His insatiable capacity for hard work continued in later life, too. He would painstakingly research material for his annual budget speech, including detailed meetings with heads of Tata Companies, to hear their views. Interestingly, no multi-tasking for him. He would focus on one task at a time, relentlessly – sometimes, beginning a legal draft at 1030 pm. and completing it at 430 am. the next morning! His meetings were typically brief, and to the point, no wasting time.

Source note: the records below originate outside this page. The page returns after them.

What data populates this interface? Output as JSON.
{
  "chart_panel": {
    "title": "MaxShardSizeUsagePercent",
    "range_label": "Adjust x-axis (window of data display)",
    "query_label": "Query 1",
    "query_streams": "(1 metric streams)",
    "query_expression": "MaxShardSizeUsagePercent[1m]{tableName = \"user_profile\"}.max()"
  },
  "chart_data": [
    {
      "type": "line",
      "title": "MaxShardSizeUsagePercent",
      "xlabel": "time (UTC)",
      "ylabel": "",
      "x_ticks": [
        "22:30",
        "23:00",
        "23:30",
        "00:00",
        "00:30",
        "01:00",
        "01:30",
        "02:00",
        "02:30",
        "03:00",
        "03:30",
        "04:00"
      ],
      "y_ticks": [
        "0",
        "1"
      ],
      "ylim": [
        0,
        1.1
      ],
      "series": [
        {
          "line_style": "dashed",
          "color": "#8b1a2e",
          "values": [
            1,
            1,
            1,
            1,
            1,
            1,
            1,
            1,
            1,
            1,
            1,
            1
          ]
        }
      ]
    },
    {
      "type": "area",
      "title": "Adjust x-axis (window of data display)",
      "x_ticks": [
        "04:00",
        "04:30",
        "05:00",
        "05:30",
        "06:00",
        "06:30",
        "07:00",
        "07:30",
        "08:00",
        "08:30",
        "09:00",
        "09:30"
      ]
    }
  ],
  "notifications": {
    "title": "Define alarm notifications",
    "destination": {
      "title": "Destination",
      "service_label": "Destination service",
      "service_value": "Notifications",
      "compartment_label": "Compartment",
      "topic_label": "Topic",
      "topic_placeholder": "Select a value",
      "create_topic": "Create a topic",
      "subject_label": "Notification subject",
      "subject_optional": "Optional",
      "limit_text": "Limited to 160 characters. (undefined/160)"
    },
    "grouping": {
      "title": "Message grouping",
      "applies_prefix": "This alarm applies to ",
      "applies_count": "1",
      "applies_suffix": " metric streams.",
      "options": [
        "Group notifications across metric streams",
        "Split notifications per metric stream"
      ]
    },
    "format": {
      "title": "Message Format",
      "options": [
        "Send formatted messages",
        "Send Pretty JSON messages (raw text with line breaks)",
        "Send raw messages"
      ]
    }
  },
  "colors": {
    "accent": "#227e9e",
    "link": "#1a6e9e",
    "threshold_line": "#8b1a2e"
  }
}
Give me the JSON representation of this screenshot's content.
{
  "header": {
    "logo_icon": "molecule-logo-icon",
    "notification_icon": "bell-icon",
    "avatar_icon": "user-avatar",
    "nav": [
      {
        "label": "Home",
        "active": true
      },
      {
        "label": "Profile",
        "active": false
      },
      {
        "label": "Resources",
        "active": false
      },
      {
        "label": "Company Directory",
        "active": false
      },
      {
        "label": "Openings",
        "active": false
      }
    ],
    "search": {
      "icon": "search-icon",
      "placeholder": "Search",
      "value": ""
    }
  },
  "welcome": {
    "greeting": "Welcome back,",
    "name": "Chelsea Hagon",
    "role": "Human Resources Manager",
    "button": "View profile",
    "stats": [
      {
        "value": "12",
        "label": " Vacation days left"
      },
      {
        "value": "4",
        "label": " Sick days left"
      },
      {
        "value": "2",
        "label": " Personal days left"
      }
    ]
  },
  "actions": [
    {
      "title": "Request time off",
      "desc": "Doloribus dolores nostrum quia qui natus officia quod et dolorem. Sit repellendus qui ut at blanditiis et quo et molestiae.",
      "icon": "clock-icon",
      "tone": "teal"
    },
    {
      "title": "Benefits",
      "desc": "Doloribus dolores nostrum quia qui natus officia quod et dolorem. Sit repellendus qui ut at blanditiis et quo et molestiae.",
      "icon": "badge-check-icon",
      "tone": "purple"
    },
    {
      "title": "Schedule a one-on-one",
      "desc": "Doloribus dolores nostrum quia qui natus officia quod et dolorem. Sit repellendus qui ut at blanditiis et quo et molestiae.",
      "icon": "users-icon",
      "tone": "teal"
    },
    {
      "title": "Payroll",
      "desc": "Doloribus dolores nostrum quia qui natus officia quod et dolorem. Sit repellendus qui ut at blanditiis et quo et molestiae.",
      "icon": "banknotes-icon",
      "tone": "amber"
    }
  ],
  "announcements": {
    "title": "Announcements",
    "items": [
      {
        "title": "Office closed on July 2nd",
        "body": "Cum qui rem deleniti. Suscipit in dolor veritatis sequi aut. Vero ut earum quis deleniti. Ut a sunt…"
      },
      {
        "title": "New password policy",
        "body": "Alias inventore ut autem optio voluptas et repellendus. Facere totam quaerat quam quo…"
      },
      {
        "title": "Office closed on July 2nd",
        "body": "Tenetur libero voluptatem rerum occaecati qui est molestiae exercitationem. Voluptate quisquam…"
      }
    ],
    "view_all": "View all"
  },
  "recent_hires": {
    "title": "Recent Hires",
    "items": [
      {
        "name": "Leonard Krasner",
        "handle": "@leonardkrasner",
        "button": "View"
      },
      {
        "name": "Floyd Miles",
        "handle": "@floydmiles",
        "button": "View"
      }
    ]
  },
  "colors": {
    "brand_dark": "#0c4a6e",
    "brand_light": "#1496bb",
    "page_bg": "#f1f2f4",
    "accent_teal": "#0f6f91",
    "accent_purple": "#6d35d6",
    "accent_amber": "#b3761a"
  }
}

But perhaps the most important reason Nani Palkhivala led such a fulfilling life was his lifelong desire to contribute to the community and the nation. He was a trustee of the Sir Dorabji Tata Trust and the Sir Ratan Tata Trust, and played a key role in guiding their philanthropic activities. For many years, he was president of the Forum of Free Enterprise, which advocated a progressive, liberal economic agenda for the country. His biggest gift to the nation was undoubtedly motivated by this desire too - the victory he won in the Kesavananda Bharati case in the Supreme Court of India, where he argued continuously and relentlessly for five months, to protect the citizen’s fundamental rights and the basic structure of the Indian Constitution.

This desire guided many of his personal actions too. Dr. S.S. Badrinath, founder of Sankara Nethralaya, Chennai, one of India’s largest charitable eye hospitals, recounts the story of him being invited to dinner by Nani Palkhivala in Mumbai. As Palkhivala was seeing the doctor to the car, after the meal, he slipped him a small envelope, saying this was a token contribution for the hospital. When the doctor opened the envelope, he saw Nani Palkhivala’s personal cheque for 2 crore! Later, when Palkhivala heard of a move to place a plaque in this hospital, commemorating his name and contribution, he protested and requested that the same be removed.

Palkhivala is a legend because he used his talents to the fullest, and for all the right purposes. He did so by living for what he believed in, by working very hard, respecting the people he worked with, and living his life with absolute grace and humility. These are the old fashioned, timeless values that made this man a phenomenon. These are values that each of us can take to heart too, in our own lives, in whatever we do.

Our nation is proud of Nani Palkhivala and his legacy. He is an inspiration to all of us.